Slow down every write by 500ms:

Linux:

faultbox run --fault "write=delay:500ms:100%" bin/target

macOS (Lima):

make lima-run CMD='faultbox run --fault "write=delay:500ms:100%" bin/linux/target'

The filesystem operation now takes >500ms. The intuition: slow I/O is often worse than failed I/O. A timeout at 5s might mask a 4.9s delay that cascades into downstream timeouts. Delays let you find these problems.

What you learned

faultbox run wraps any binary with syscall interception
--fault "syscall=ERRNO:PROB%" denies syscalls with specific errors
--fault "syscall=delay:DURATION:PROB%" introduces latency
Path globs (:/data/*) target specific files
seccomp-notify works at the kernel level — no code changes needed
The mental model: think of every syscall as an API call that can fail

What’s next

Running faultbox run with manual flags works for exploration, but it doesn’t scale.

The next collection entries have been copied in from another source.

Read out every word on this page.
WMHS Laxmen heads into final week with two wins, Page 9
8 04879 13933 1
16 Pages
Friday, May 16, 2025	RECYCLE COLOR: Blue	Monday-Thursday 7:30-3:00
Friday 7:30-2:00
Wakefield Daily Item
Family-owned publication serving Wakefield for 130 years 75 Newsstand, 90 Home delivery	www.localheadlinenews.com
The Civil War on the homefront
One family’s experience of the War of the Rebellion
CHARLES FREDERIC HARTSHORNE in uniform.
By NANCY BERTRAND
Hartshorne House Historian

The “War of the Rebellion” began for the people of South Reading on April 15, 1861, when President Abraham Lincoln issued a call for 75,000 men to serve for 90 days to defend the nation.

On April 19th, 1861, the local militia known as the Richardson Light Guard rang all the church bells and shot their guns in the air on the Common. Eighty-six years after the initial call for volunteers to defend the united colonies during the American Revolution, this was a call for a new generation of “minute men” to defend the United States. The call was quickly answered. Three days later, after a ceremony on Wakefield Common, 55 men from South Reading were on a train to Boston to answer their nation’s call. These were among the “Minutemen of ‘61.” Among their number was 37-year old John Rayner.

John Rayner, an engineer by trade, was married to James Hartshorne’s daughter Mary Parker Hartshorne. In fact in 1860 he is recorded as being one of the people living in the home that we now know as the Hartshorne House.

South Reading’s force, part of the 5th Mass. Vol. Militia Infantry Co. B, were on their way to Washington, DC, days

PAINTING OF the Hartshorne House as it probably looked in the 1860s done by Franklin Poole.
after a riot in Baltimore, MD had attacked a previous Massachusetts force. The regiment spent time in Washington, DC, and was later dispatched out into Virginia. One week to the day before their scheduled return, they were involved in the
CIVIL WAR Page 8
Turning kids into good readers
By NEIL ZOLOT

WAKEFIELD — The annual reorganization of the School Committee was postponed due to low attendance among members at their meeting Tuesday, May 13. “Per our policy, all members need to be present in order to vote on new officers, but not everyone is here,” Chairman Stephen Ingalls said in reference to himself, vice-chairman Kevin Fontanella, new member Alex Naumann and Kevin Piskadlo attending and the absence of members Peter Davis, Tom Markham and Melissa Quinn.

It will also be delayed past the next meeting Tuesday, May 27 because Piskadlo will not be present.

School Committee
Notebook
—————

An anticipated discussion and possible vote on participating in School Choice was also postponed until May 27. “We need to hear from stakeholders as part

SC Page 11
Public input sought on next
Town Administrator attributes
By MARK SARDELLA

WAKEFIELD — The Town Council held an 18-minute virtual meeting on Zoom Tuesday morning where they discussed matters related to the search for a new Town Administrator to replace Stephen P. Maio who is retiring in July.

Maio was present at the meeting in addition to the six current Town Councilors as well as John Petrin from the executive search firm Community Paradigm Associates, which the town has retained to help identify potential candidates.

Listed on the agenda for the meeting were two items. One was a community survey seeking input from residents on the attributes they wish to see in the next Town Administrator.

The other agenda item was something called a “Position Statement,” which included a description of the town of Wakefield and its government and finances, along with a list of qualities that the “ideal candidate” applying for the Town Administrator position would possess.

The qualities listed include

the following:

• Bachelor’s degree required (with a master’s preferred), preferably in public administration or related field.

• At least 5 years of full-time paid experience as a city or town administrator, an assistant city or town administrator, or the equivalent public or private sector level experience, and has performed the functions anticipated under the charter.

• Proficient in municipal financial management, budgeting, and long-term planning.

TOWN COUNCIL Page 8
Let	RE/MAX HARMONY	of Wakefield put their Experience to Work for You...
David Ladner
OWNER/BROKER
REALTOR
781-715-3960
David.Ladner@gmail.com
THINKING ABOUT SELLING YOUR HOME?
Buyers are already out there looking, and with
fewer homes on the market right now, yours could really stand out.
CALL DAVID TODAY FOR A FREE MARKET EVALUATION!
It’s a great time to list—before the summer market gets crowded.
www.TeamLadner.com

You need:

Repeatable tests — run the same scenario every time, in CI
Multi-service topologies — your API depends on a database, which depends on storage
Assertions — not just “did it crash?” but “did it return the right error code?”

Chapter 2 introduces Starlark spec files — a way to codify your system topology and test scenarios as code.

Exercises

Note: faultbox run isolates the network namespace, so network-related exercises won’t show interesting results here. We’ll test network faults in Chapter 3 with multi-service topologies where services connect to each other on localhost.

Disk full: Run with --fault "write=ENOSPC:100%". What errno message do you see in the engine logs? How is it different from EIO?
Slow filesystem: Run with --fault "write=delay:1s:100%". How long does the session take? Now try delay:3s. Does the target handle the slowdown or does it time out?
Permission denied: Run with --fault "openat=EPERM:100%". The target can’t open any files. How many openat syscalls get denied? (Count the deny(operation not permitted) lines.) Are they all for /tmp/faultbox-target-test or are there other files?
Selective denial: Run with --fault "openat=ENOENT:100%:/tmp/faultbox*". The glob targets only the test file. Does the target still run? What about its other operations? Now try --fault "write=EIO:100%:/tmp/faultbox*" — does path filtering work for write the same way as openat? (Yes — Faultbox resolves fd→path via /proc, so write path targeting works.)